Minimally referenced in history books and almost entirely removed from local lore, the Howse House, named after fur trader Joseph Howse, has only recently started resurfacing to public attention, thanks to the efforts of a group of history enthusiasts.

Two hundred years after it disappeared, the long-forgotten trading post is getting a birthday party.

On Aug. 6 at Lawrence Park, the Northwest Montana Historical Society in association with the Flathead Valley Muzzleloaders is sponsoring a celebration of the Howse House’s 200-year anniversary. The bicentennial event, featuring a fur trading symposium and mountain man rendezvous, begins at 9 a.m. and runs until 5 p.m. It will include speakers, artifact displays and historical reenactments with period-accurate clothing.

“Not long ago most of us had never even heard of the Howse House,” said Ron Beard, one of the event’s organizers. “Practically nobody has known that this house really existed.”
In November of 1810, a Hudson’s Bay Company team of 17 fur traders led by Joseph Howse set up a trading post along the Flathead River likely in Lower Valley south of Kalispell, though the precise location is unknown. The post is thought to resemble the better-known Saleesh House set up by David Thompson near Thompson Falls.

“To put it in perspective, that was just a few years after Lewis and Clark,” Beard said.

Those 17 men, including Howse, found willing trade partners in the local natives, predominantly the Kootenai and Pend d’Oreilles tribes and likely the Salish as well, according to Dan Bourne, a buckskinner with the Flathead Valley Muzzleloaders who is participating in the Aug. 6 event.

The Blackfeet Indians from farther east objected to an arrangement that gave their enemies both rifles and a steady white trade partner, Beard said. Howse took the Blackfeet’s threats seriously and folded up his operation in the spring of 1811, ending a brief yet fruitful run.

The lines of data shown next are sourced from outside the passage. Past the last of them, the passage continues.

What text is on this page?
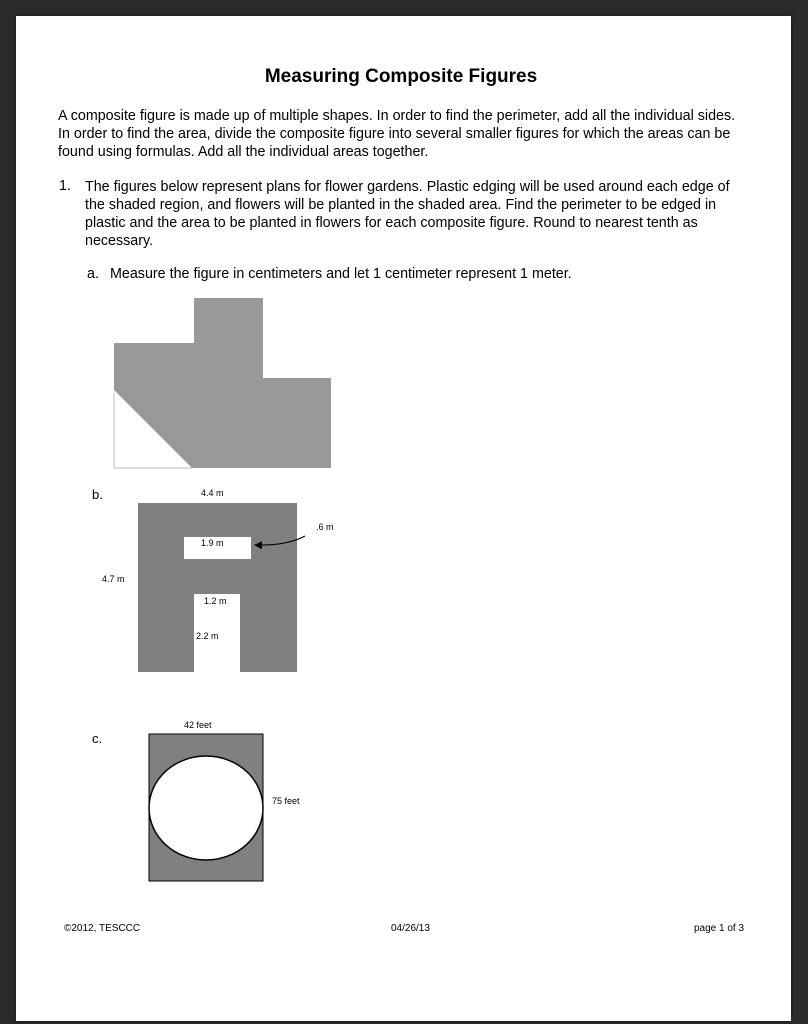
Measuring Composite Figures
A composite figure is made up of multiple shapes. In order to find the perimeter, add all the individual sides. In order to find the area, divide the composite figure into several smaller figures for which the areas can be found using formulas. Add all the individual areas together.
1. The figures below represent plans for flower gardens. Plastic edging will be used around each edge of the shaded region, and flowers will be planted in the shaded area. Find the perimeter to be edged in plastic and the area to be planted in flowers for each composite figure. Round to nearest tenth as necessary.
a. Measure the figure in centimeters and let 1 centimeter represent 1 meter.
b.
c.
4.4 m
4.7 m
1.9 m
.6 m
1.2 m
2.2 m
42 feet
75 feet
©2012, TESCCC	04/26/13	page 1 of 3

“I read this letter that Howse wrote later and it said (the trading post) was lucrative but wasn’t worth the risk,” Beard said.

From there, the Howse House began its fade from the region’s collective memory, showing up occasionally in historical documents and in isolated conversations between history buffs and descendents of Howse’s crew. Unlike Thompson, Howse didn’t leave behind detailed journals.

“We can’t find anything from Howse, though we believe he kept journals,” Bourne said.

More information has surfaced in recent years stemming from the research of the late Mark White, a U.S. Forest Service archeologist and historian who passed away in January. The bicentennial celebration is dedicated to him.

White worked for Kootenai National Forest, though Beard said much of his research on Howse was conducted on his own time. White traveled throughout Canada, where Howse was active in fur trading. Beard, Bourne and others have made it a goal to continue White’s research.

“It’s one of those things that’s terribly difficult to research,” Bourne said. “But Mark White went to Canada and did some really amazing research. It was really Mark White who started my interest.”

Among the historically accurate items on display on Saturday, Bourne said, will be blankets, knives, hatchets, rifles and more. Beard said one of the speakers will be Howse’s fourth-generation granddaughter.

Tom Rogers, a local craftsman, will be displaying several one-quarter scale model birch bark canoes, including a sturgeon nose Kootenai variety that likely would have been used at the time.

“I would have to guess that this style has been around for 400 years,” Rogers said.

In honor of the bicentennial celebration, Kalispell Mayor Tammi Fisher has named August “History Awareness Month” for the Flathead Valley. Beard hopes events like the bicentennial celebration help to spread history awareness throughout the community, including the schools.

“The point is that we would like to emphasize history and make sure people are more attuned to their history,” he said.